What's coming for Western Alliance?
CEO Robert Sarver was pleased with the way that Western Alliance performed. "We delivered excellent results this quarter," Sarver said, "marked by robust revenue growth coupled with flat expenses, solid deposit and loan increases, and continued healthy credit quality." The CEO pointed to a good balance of business growth and efficiency gains to help drive results going forward.
Even within a relatively small region, Western Alliance is seeing different business conditions affecting its results. Arizona had the largest loan growth in its service area, while Nevada saw loans decline. Yet deposit growth has come primarily from Arizona and Nevada. Northern California was the only area to show declines in pre-tax profit, with Arizona and Nevada again outperforming. It will be interesting to see whether those trends continue into the future.

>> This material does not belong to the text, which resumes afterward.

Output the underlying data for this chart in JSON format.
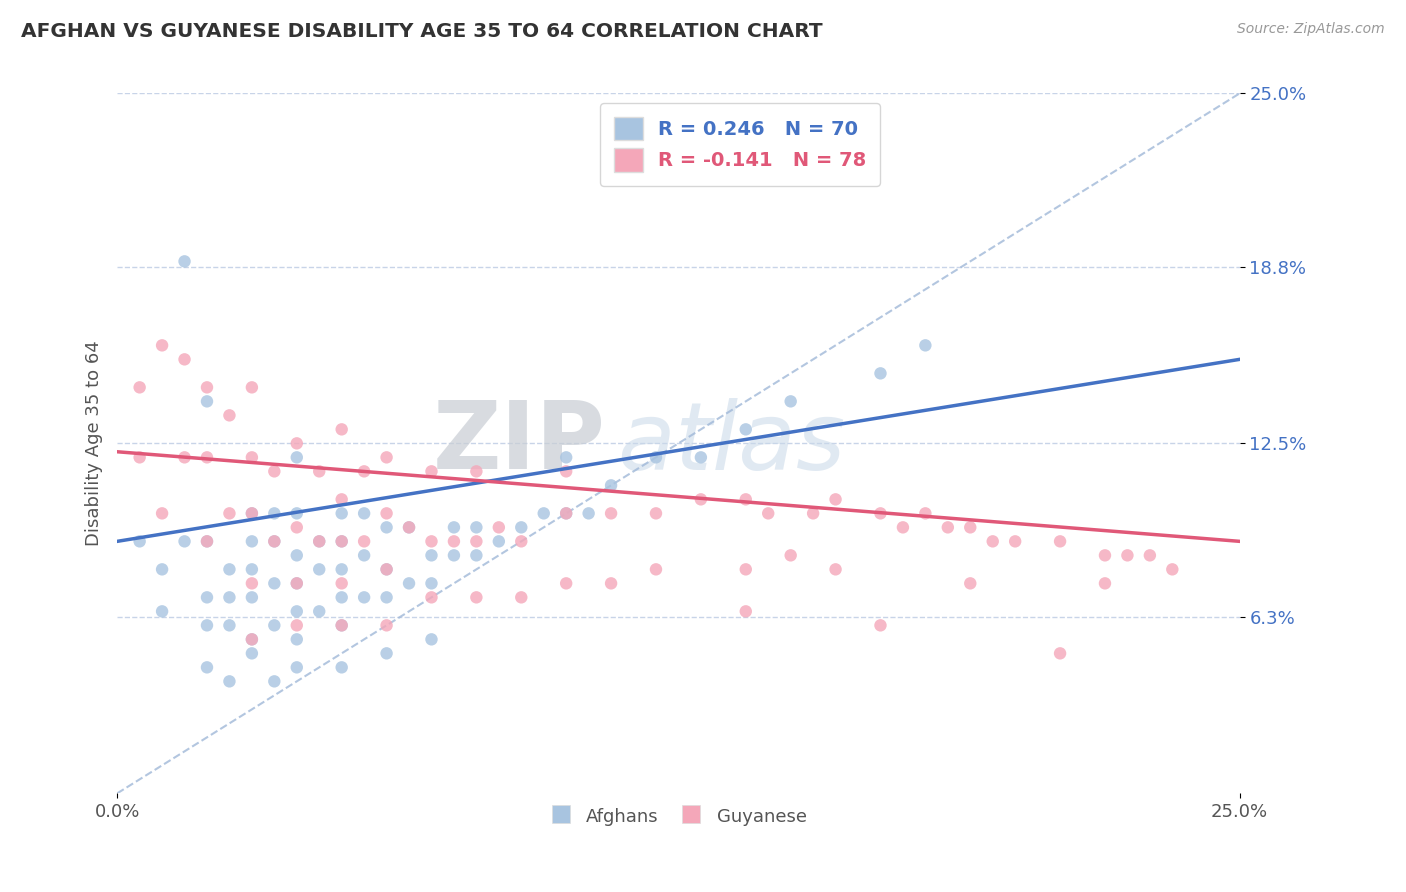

Western Alliance's specialty arenas have generally done well for the bank. In terms of pre-tax income, growth in the public and nonprofit finance division and the homeowners' association business contributed to gains, even as the hotel franchise finance business suffered falling pre-tax income. Western Alliance's technology and innovation segment has also produced impressive results.
Western Alliance shareholders didn't have a huge reaction to its latest financial news, and the stock eased downward by 1% in morning trading following the announcement. In the long run, though, Western Alliance has captured an interesting opportunity, and further expansion could push the bank into the upper echelons of the U.S. financial sector in the years to come.